About Lesson
Using Teachable Machine Models in Scratch
Apps used:
- Scratch mod with AI extensions – https://playground.raise.mit.edu/create/
2. Teachable Machine – https://teachablemachine.withgoogle.com/
Introduction
Once you’ve trained a machine learning model using Teachable Machine, it’s time to bring it to life in practical applications. This article explains how to integrate your model into Scratch, turning it into a computer vision controller for games and multimedia projects.
Setting Up Scratch for AI Integration
Step 1: Access the Modified Scratch Version
- Visit Playground Raise, a modified Scratch platform with AI extensions.
- Add the Teachable Machine extension to enable ML model integration.
Step 2: Import Your Model
- Use the Teachable Machine block to paste the model’s URL, generated during the training process.
- Confirm that the model is active by checking the green light indicator.
Building an Interactive Application
Example: Sprite Movement
- Connect the Model Prediction Block:
- Use the
forever
loop to display the model’s predictions (e.g., “Left,” “Right,” “Nothing”) through thesay
block.
- Use the
- Add Motion:
- Create conditions for movement:
- If the prediction is “Left,” move the Sprite left.
- If the prediction is “Right,” move it right.

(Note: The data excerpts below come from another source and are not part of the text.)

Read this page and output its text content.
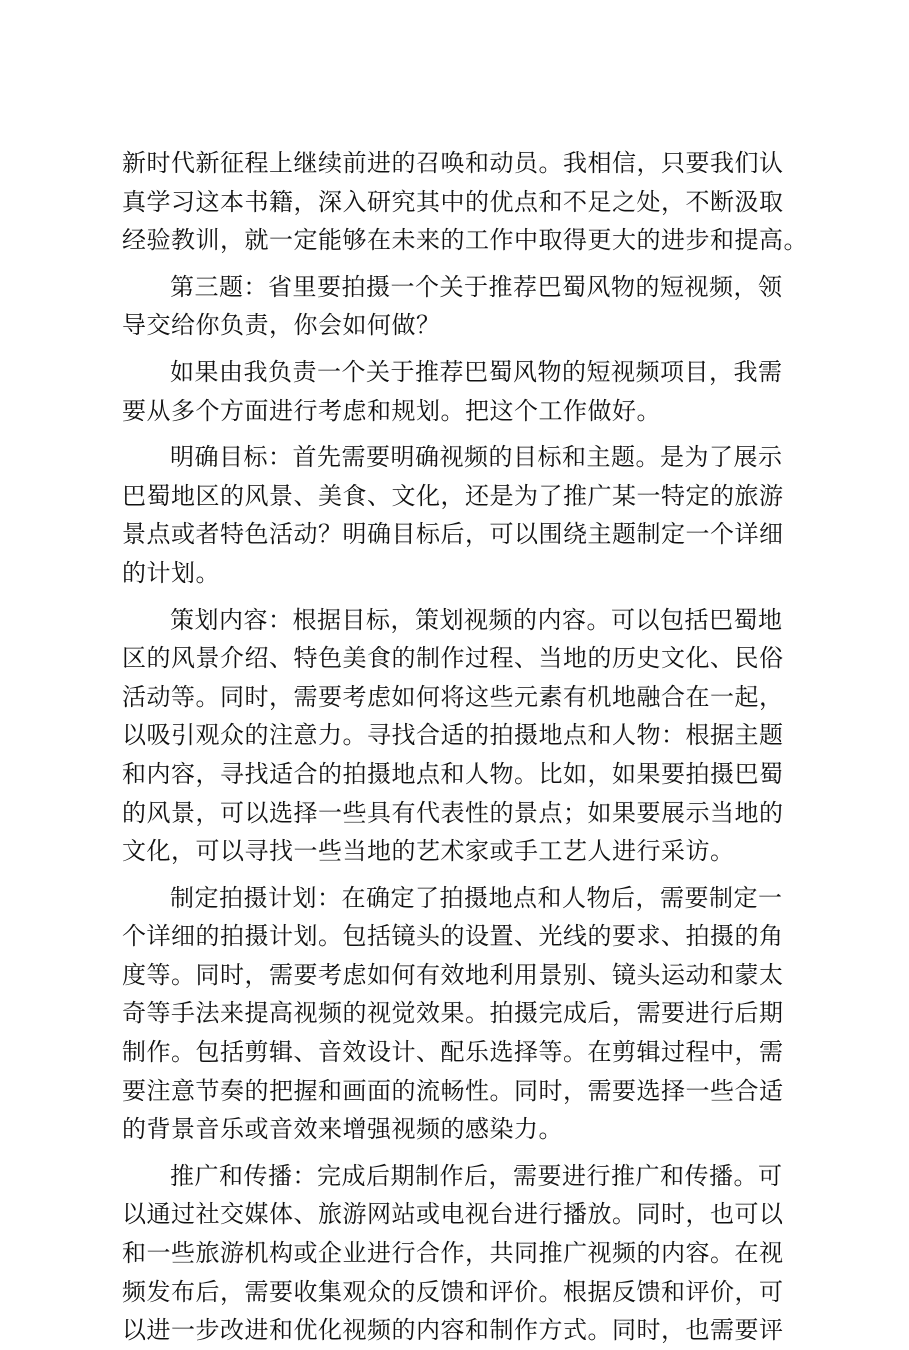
新时代新征程上继续前进的召唤和动员。我相信，只要我们认
真学习这本书籍，深入研究其中的优点和不足之处，不断汲取
经验教训，就一定能够在未来的工作中取得更大的进步和提高。
第三题：省里要拍摄一个关于推荐巴蜀风物的短视频，领
导交给你负责，你会如何做？
如果由我负责一个关于推荐巴蜀风物的短视频项目，我需
要从多个方面进行考虑和规划。把这个工作做好。
明确目标：首先需要明确视频的目标和主题。是为了展示
巴蜀地区的风景、美食、文化，还是为了推广某一特定的旅游
景点或者特色活动？明确目标后，可以围绕主题制定一个详细
的计划。
策划内容：根据目标，策划视频的内容。可以包括巴蜀地
区的风景介绍、特色美食的制作过程、当地的历史文化、民俗
活动等。同时，需要考虑如何将这些元素有机地融合在一起，
以吸引观众的注意力。寻找合适的拍摄地点和人物：根据主题
和内容，寻找适合的拍摄地点和人物。比如，如果要拍摄巴蜀
的风景，可以选择一些具有代表性的景点；如果要展示当地的
文化，可以寻找一些当地的艺术家或手工艺人进行采访。
制定拍摄计划：在确定了拍摄地点和人物后，需要制定一
个详细的拍摄计划。包括镜头的设置、光线的要求、拍摄的角
度等。同时，需要考虑如何有效地利用景别、镜头运动和蒙太
奇等手法来提高视频的视觉效果。拍摄完成后，需要进行后期
制作。包括剪辑、音效设计、配乐选择等。在剪辑过程中，需
要注意节奏的把握和画面的流畅性。同时，需要选择一些合适
的背景音乐或音效来增强视频的感染力。
推广和传播：完成后期制作后，需要进行推广和传播。可
以通过社交媒体、旅游网站或电视台进行播放。同时，也可以
和一些旅游机构或企业进行合作，共同推广视频的内容。在视
频发布后，需要收集观众的反馈和评价。根据反馈和评价，可
以进一步改进和优化视频的内容和制作方式。同时，也需要评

- If “Nothing,” reset its position.
- Create conditions for movement:
Extending Your Project
- Create Games: Use gestures to control falling object games, car driving simulations, or other creative applications.
- Enhance Conditions: Add more gestures or refine the logic for smoother interactions.
Benefits of Using Teachable Machine with Scratch
- Interactive Learning: Combines coding, machine learning, and creative thinking.
- Ease of Use: Simplifies complex AI concepts for students of all levels.
- Limitless Possibilities: Encourages experimentation with multimedia projects.
Conclusion
By integrating Teachable Machine models into Scratch, students and educators can explore endless possibilities for creating interactive, AI-powered projects. This hands-on approach bridges the gap between AI theory and practical application, sparking creativity and innovation.